Wednesday promises the last sense of weather normalcy for a few days as an approaching cold front will produce a turbulent Christmas holiday.
This includes a wet Christmas Eve with potentially powerful storms, followed by a brutally cold – by Florida standards – Christmas Day and into the weekend.
After a chilly morning, temperatures on Wednesday will rise to above normal, with highs in the mid-to-upper 70s with increasing moisture, according to the National Weather Service.
Conditions turn ugly on Christmas Eve as a cold front that’s stretching across the nation dips down into the state and approaches the region, bringing morning sea fog followed by increasing rain chances.
Ray Hawthorne, meteorologist with the Florida Public Radio Emergency Network, said it will produce strong storms by Christmas Eve night before the rain eases and the chill arrives on Christmas Day.

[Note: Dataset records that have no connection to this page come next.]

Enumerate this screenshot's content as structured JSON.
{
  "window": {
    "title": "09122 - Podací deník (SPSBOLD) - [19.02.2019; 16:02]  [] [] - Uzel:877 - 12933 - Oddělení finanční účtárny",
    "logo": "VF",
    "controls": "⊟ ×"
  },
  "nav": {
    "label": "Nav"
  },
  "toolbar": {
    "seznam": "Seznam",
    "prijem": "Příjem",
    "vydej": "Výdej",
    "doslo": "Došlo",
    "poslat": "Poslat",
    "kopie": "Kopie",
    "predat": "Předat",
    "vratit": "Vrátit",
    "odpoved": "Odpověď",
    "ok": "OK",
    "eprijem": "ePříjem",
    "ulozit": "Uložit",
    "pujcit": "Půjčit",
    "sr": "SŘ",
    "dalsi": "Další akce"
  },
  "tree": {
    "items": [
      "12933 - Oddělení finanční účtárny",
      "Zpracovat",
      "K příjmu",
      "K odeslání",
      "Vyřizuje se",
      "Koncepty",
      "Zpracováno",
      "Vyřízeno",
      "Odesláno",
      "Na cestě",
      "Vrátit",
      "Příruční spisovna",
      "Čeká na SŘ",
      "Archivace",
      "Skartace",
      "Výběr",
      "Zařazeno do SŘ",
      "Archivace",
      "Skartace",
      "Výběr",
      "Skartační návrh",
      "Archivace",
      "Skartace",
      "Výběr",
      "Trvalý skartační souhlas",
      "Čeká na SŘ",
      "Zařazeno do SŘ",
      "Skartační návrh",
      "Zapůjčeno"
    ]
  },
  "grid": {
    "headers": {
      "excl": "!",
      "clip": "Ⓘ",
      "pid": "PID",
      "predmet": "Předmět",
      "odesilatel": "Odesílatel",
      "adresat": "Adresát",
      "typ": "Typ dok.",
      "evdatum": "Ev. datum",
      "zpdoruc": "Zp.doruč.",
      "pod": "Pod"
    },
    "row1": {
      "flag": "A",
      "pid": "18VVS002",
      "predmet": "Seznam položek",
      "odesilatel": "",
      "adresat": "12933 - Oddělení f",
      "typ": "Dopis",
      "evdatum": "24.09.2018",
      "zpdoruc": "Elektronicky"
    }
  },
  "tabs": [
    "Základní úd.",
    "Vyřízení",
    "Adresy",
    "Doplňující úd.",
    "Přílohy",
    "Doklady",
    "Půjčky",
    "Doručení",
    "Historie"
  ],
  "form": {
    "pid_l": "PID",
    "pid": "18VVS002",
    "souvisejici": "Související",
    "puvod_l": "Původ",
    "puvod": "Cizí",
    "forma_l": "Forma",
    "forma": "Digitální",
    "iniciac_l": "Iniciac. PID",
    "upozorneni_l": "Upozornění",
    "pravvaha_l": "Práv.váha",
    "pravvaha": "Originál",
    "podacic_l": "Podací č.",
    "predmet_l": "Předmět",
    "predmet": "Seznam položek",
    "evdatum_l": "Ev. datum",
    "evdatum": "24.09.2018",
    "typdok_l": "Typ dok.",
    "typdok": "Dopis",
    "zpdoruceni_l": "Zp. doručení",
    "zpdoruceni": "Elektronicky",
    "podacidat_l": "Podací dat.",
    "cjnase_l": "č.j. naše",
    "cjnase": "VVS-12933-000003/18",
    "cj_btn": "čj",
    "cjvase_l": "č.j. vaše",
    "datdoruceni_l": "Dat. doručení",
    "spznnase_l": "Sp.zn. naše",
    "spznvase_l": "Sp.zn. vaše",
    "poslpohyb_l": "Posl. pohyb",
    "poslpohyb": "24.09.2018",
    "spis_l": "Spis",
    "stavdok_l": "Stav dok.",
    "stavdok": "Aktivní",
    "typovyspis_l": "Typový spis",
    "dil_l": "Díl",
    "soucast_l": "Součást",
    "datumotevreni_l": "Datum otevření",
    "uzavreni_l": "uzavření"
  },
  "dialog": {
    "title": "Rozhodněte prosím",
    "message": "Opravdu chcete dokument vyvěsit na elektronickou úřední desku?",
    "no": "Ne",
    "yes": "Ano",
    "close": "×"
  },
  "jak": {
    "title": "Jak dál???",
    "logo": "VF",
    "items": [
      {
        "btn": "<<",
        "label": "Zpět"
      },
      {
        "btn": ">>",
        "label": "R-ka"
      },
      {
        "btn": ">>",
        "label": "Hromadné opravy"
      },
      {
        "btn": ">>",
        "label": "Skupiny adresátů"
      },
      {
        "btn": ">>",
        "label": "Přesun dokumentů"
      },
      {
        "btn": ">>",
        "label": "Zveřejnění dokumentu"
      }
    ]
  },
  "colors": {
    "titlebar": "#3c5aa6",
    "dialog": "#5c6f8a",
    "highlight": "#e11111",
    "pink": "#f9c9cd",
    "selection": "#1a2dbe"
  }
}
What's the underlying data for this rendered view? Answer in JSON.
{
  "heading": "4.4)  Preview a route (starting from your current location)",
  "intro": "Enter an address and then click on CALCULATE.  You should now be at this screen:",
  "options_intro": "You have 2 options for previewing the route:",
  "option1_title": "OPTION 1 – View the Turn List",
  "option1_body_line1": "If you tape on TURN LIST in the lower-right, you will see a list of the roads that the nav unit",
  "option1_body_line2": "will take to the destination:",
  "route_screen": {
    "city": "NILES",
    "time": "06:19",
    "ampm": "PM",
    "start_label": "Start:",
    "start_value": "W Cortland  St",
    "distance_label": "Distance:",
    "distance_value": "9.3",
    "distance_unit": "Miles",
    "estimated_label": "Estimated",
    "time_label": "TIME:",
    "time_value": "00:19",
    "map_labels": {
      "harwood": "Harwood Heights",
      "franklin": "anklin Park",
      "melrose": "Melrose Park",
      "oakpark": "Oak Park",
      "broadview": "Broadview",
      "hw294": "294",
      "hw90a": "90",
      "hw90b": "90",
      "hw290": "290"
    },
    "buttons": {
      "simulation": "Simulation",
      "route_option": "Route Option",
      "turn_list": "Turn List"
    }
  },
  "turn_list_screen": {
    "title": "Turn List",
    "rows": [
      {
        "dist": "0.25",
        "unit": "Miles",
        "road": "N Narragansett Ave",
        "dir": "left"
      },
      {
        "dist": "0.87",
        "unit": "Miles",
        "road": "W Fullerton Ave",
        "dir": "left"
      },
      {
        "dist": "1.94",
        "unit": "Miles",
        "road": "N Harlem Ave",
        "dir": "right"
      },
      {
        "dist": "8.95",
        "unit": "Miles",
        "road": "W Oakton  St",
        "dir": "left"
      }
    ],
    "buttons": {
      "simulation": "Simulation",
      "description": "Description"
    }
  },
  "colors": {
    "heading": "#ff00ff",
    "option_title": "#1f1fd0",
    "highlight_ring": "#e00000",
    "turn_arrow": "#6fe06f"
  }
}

“Storms are expected in the Florida Panhandle prior to dawn Thursday morning, reaching Florida’s Big Bend and North Florida during the daylight hours of Thursday,” Hawthorne said. “The line should be near I-4 early Thursday evening before weakening in South Florida prior to midnight Thursday night.”
Hawthorne said the storms could produce a few reports of wind damage or isolated tornadoes as it sweeps through the state.
He expects widespread sub-freezing temperatures Christmas morning and Saturday morning north of I-4, with the chance of frost over the interior of the peninsula. He says wind chills at or below 40 degrees are likely over South Florida to start the weekend.
Information from the Florida Public Radio Emergency Network was used in this report.